Investment & Risk Management:

Purchasing insurance means we are reducing our risk of income loss by transferring it to an insurer for a premium. Unfortunate events such as death, disability, and illness are a financial risk for everyone daily, while risks such as fire, theft, vandalism or other forms of destruction can pose a significant financial loss. Not only will losses be financial, but they can be emotional, or psychological damaging. There is no way to eliminate risk, but we can reduce their impact on our financial well-being and on those we love by carefully preparing a risk management plan.

Investment Planning:

Are you a saver or investor?

Saving refers to the act of setting something aside for future use, accumulating something, or preserving something. If the return of saving is less than inflation, then we are taking on inflation risk.

Investing is a more active approach to wealth accumulation. It means committing capital for the purchase of property, securities, business and other firms, with the expectation of earning a profit. Investing involves an element of risk with the expected returns are compensated to the investor for taking that risk.

A proper investment plan means we need to develop a plan that takes into consideration the many factors specific to our objectives, goals, tax implications, risk and investment markets.

Retirement Planning:

The primary objective is to ensure that our standard of living is preserved when we retire.

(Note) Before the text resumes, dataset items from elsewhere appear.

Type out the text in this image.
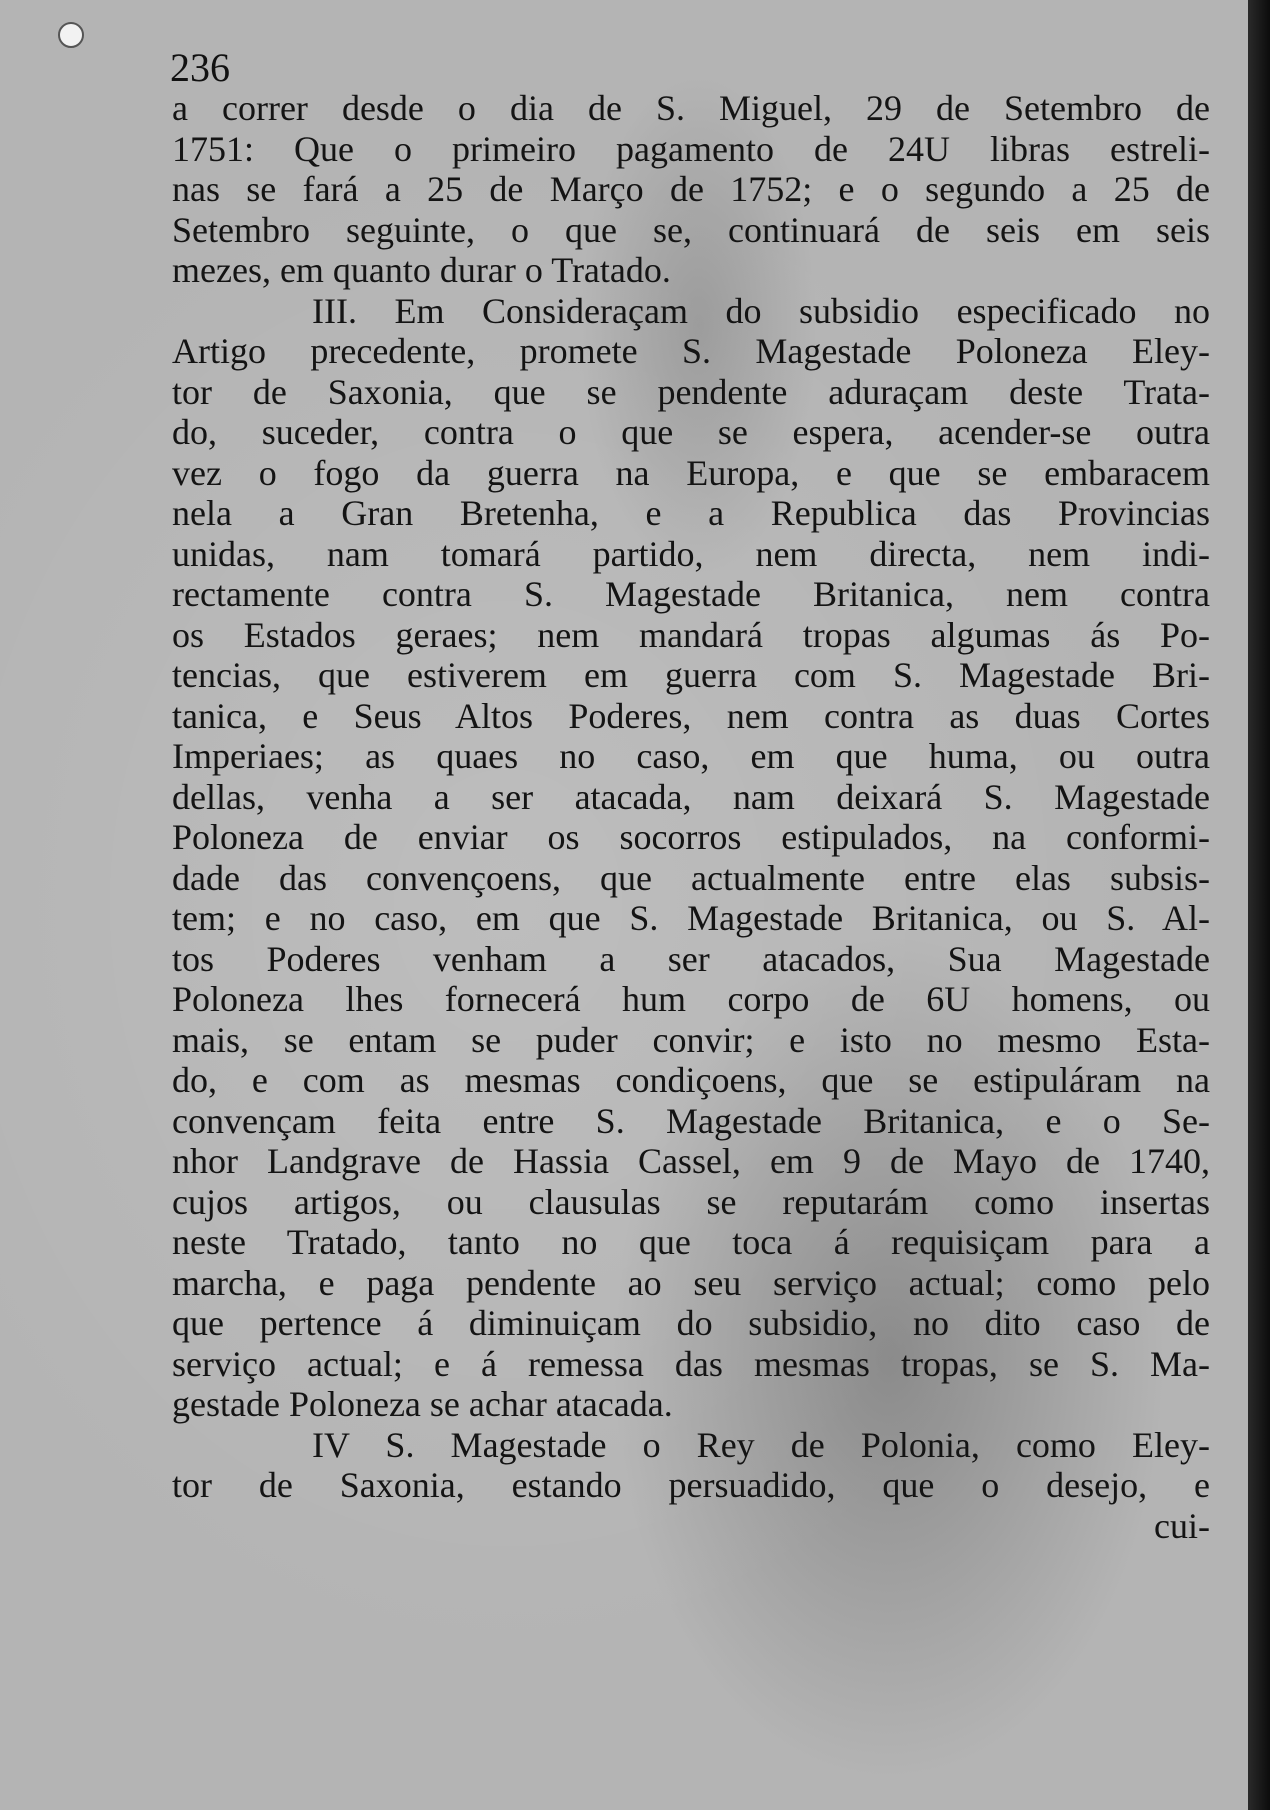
236
a correr desde o dia de S. Miguel, 29 de Setembro de
1751: Que o primeiro pagamento de 24U libras estreli-
nas se fará a 25 de Março de 1752; e o segundo a 25 de
Setembro seguinte, o que se, continuará de seis em seis
mezes, em quanto durar o Tratado.
III. Em Consideraçam do subsidio especificado no
Artigo precedente, promete S. Magestade Poloneza Eley-
tor de Saxonia, que se pendente aduraçam deste Trata-
do, suceder, contra o que se espera, acender-se outra
vez o fogo da guerra na Europa, e que se embaracem
nela a Gran Bretenha, e a Republica das Provincias
unidas, nam tomará partido, nem directa, nem indi-
rectamente contra S. Magestade Britanica, nem contra
os Estados geraes; nem mandará tropas algumas ás Po-
tencias, que estiverem em guerra com S. Magestade Bri-
tanica, e Seus Altos Poderes, nem contra as duas Cortes
Imperiaes; as quaes no caso, em que huma, ou outra
dellas, venha a ser atacada, nam deixará S. Magestade
Poloneza de enviar os socorros estipulados, na conformi-
dade das convençoens, que actualmente entre elas subsis-
tem; e no caso, em que S. Magestade Britanica, ou S. Al-
tos Poderes venham a ser atacados, Sua Magestade
Poloneza lhes fornecerá hum corpo de 6U homens, ou
mais, se entam se puder convir; e isto no mesmo Esta-
do, e com as mesmas condiçoens, que se estipuláram na
convençam feita entre S. Magestade Britanica, e o Se-
nhor Landgrave de Hassia Cassel, em 9 de Mayo de 1740,
cujos artigos, ou clausulas se reputarám como insertas
neste Tratado, tanto no que toca á requisiçam para a
marcha, e paga pendente ao seu serviço actual; como pelo
que pertence á diminuiçam do subsidio, no dito caso de
serviço actual; e á remessa das mesmas tropas, se S. Ma-
gestade Poloneza se achar atacada.
IV S. Magestade o Rey de Polonia, como Eley-
tor de Saxonia, estando persuadido, que o desejo, e
cui-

The retirement planning process includes:

  • Preparing projections of pension incomes and use of savings to meet a target retirement income.
  • Establishing a sustainable level of target retirement income;
  • Evaluating various "what if?" scenarios to assess the impact of variations in assumptions such as inflation, life span and investment returns;
  • Evaluating alternative savings plans to accumulate the additional savings required at retirement.

Tax Planning:

The goal of tax planning is to arrange our financial affairs in the most tax-efficient manner possible. It allows the other elements of a financial plan to interact more efficiently by minimizing tax liability.

Estate Planning:

Ask yourself some of these questions. Would you rather share your wealth with the government? Do you want the government to prevent you from sharing your money to your loved ones or a designated charity of your choice? Do you want to have no ownership over any of your registered assets (RRSP, RRIF, LIRA) you have accumulated over the years?

If you answered no to all of these questions. Then there is a large possibility that you might have a problem with your estate plan or simply have not thought about your estate plan.

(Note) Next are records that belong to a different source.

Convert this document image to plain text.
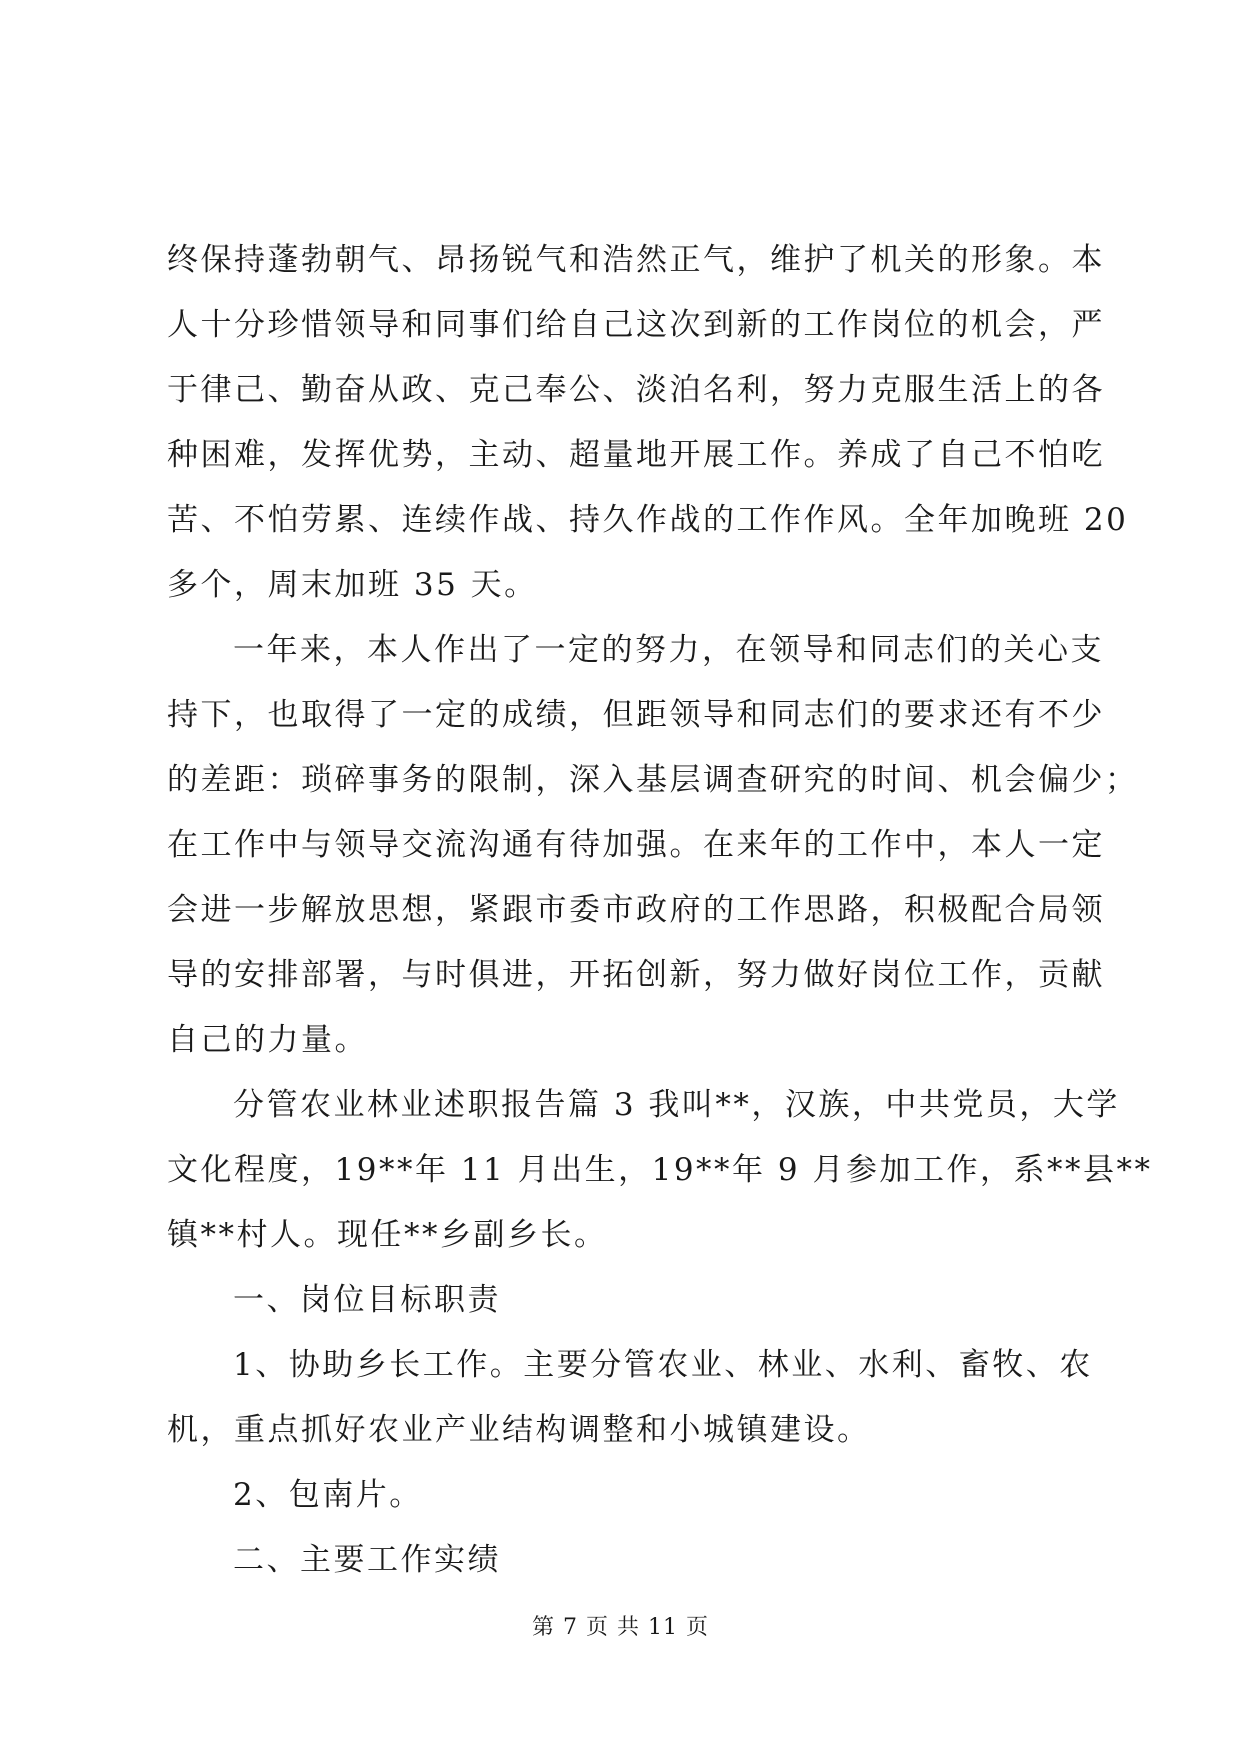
终保持蓬勃朝气、昂扬锐气和浩然正气，维护了机关的形象。本
人十分珍惜领导和同事们给自己这次到新的工作岗位的机会，严
于律己、勤奋从政、克己奉公、淡泊名利，努力克服生活上的各
种困难，发挥优势，主动、超量地开展工作。养成了自己不怕吃
苦、不怕劳累、连续作战、持久作战的工作作风。全年加晚班 20
多个，周末加班 35 天。
一年来，本人作出了一定的努力，在领导和同志们的关心支
持下，也取得了一定的成绩，但距领导和同志们的要求还有不少
的差距：琐碎事务的限制，深入基层调查研究的时间、机会偏少；
在工作中与领导交流沟通有待加强。在来年的工作中，本人一定
会进一步解放思想，紧跟市委市政府的工作思路，积极配合局领
导的安排部署，与时俱进，开拓创新，努力做好岗位工作，贡献
自己的力量。
分管农业林业述职报告篇 3 我叫**，汉族，中共党员，大学
文化程度，19**年 11 月出生，19**年 9 月参加工作，系**县**
镇**村人。现任**乡副乡长。
一、岗位目标职责
1、协助乡长工作。主要分管农业、林业、水利、畜牧、农
机，重点抓好农业产业结构调整和小城镇建设。
2、包南片。
二、主要工作实绩
第 7 页 共 11 页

Did you know upon death not including the taxes you pay to the government, there are additional costs associated with settling an estate? Fees such as executor fees, probate fees, legal and administrative fees can reduce the size of an estate by as much as 50%

Did you know that when we die, our registered assets are deemed to be disposed of at fair market value and are included as income to the estate according to the government?

Your estate will lose from 39 to 50% of the value of the registered assets at death, depending on the province of residence. For residents of Ontario and Quebec, you can even expect your losses to be very close to 50%.

Compare the difference between an individual with an estate plan to one that does not.

Would you like to be told when you can dispose your own home or other assets? Solutions such as adding loved ones to our assets as joint-owners are not an effective or acceptable plan in minimizing estate tax or probate fees as according to the government, as soon you die, the ownership control is lost.

With proper estate planning, we can maintain our ownership rights; minimize taxes at death and ensure a cost-effective way for our beneficiaries to pay estate taxes and probate fees.